Délais d’attente: Barrette augmente la pression sur les médecins spécialistes

Le ministre a affirmé que si les médecins spécialistes n’obtempèrent pas et n’atteignent pas les cibles, ils s’exposeront aux pénalités financières prévues dans la loi, soit une réduction de 30 pour cent de leur rémunération.
Photo: Jacques Boissinot Archives La Presse canadienne Le ministre a affirmé que si les médecins spécialistes n’obtempèrent pas et n’atteignent pas les cibles, ils s’exposeront aux pénalités financières prévues dans la loi, soit une réduction de 30 pour cent de leur rémunération.

Le ministre de la Santé, Gaétan Barrette, accentue la pression sur les médecins spécialistes afin qu’ils atteignent les cibles de réduction de l’attente avant l’échéance de janvier 2018.

Tableaux à l’appui, le ministre Barrette a fait le point mercredi, en conférence de presse, sur les cibles imposées aux médecins spécialistes dans le cadre de la loi 20 en vue de faciliter et d’accélérer l’accès aux spécialistes.

Il remarque que des progrès ont été enregistrés depuis l’entente signée avec la Fédération des médecins spécialistes (FMSQ) en janvier dernier, mais qu’ils demeurent insuffisants pour crier victoire. Il les exhorte donc à accélérer le pas et à redoubler d’efforts.

L’application de la loi 20, décriée par les médecins spécialistes, a été suspendue jusqu’en 2018, pour leur laisser le temps requis de modifier volontairement leur pratique d’ici là, en fonction des exigences de Québec.

Le ministre a réaffirmé mercredi que si les médecins spécialistes n’obtempèrent pas et n’atteignent pas les cibles, ils s’exposeront aux pénalités financières prévues dans la loi, soit une réduction de 30 pour cent de leur rémunération.

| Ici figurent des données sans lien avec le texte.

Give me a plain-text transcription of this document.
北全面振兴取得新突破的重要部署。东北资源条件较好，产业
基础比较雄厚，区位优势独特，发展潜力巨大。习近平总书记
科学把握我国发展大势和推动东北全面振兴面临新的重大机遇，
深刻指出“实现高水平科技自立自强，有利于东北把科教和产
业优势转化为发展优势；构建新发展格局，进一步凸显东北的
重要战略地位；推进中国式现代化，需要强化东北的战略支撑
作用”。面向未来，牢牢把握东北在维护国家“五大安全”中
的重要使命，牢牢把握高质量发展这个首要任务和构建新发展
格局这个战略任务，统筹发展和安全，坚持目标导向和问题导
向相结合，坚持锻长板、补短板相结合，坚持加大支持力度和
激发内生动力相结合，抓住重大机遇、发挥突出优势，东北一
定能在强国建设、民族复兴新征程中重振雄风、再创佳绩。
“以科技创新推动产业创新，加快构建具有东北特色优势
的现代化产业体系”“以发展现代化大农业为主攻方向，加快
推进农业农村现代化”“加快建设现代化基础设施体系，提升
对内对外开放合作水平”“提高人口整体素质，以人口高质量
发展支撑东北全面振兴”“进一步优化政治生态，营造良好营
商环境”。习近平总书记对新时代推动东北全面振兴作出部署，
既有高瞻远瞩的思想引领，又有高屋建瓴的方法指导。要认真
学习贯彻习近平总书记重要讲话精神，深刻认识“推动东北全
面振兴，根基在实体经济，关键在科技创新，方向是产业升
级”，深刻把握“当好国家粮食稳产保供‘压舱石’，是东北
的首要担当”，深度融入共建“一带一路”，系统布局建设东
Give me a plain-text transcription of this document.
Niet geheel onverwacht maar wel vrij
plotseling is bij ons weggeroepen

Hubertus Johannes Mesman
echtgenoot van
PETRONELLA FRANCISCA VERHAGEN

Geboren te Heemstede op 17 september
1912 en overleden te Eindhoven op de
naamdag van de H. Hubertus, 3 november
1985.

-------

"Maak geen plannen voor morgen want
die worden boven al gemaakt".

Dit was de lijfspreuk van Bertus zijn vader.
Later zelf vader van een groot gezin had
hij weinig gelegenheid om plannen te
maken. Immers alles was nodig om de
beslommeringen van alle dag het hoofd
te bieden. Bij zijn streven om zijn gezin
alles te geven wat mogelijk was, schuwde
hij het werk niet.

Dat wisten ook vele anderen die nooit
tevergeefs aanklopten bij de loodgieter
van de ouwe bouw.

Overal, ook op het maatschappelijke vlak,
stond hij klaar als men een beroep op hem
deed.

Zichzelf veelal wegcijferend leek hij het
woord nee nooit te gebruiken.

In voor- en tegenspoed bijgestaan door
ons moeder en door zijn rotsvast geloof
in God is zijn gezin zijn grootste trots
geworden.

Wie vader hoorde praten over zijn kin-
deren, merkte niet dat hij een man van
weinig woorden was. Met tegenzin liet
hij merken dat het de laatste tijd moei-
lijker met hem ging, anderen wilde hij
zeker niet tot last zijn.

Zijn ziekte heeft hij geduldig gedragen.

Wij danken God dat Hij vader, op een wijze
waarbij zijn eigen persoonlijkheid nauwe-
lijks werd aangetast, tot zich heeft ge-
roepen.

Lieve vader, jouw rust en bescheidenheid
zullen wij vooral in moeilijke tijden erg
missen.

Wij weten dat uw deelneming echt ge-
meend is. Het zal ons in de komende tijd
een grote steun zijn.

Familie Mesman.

Les exigences portent sur quatre volets: la réduction du délai de consultation à l’urgence, l’augmentation du taux de prise en charge à titre de médecins traitants des patients hospitalisés, la priorité à donner aux patients en attente d’une chirurgie depuis plus d’un an et un accès privilégié à assurer aux patients en fonction des priorités cliniques.

Les premiers résultats indiquent que, du 1er janvier au 30 juin, le nombre de patients en attente d’une chirurgie depuis plus d’un an est passé de 7009 à 4995.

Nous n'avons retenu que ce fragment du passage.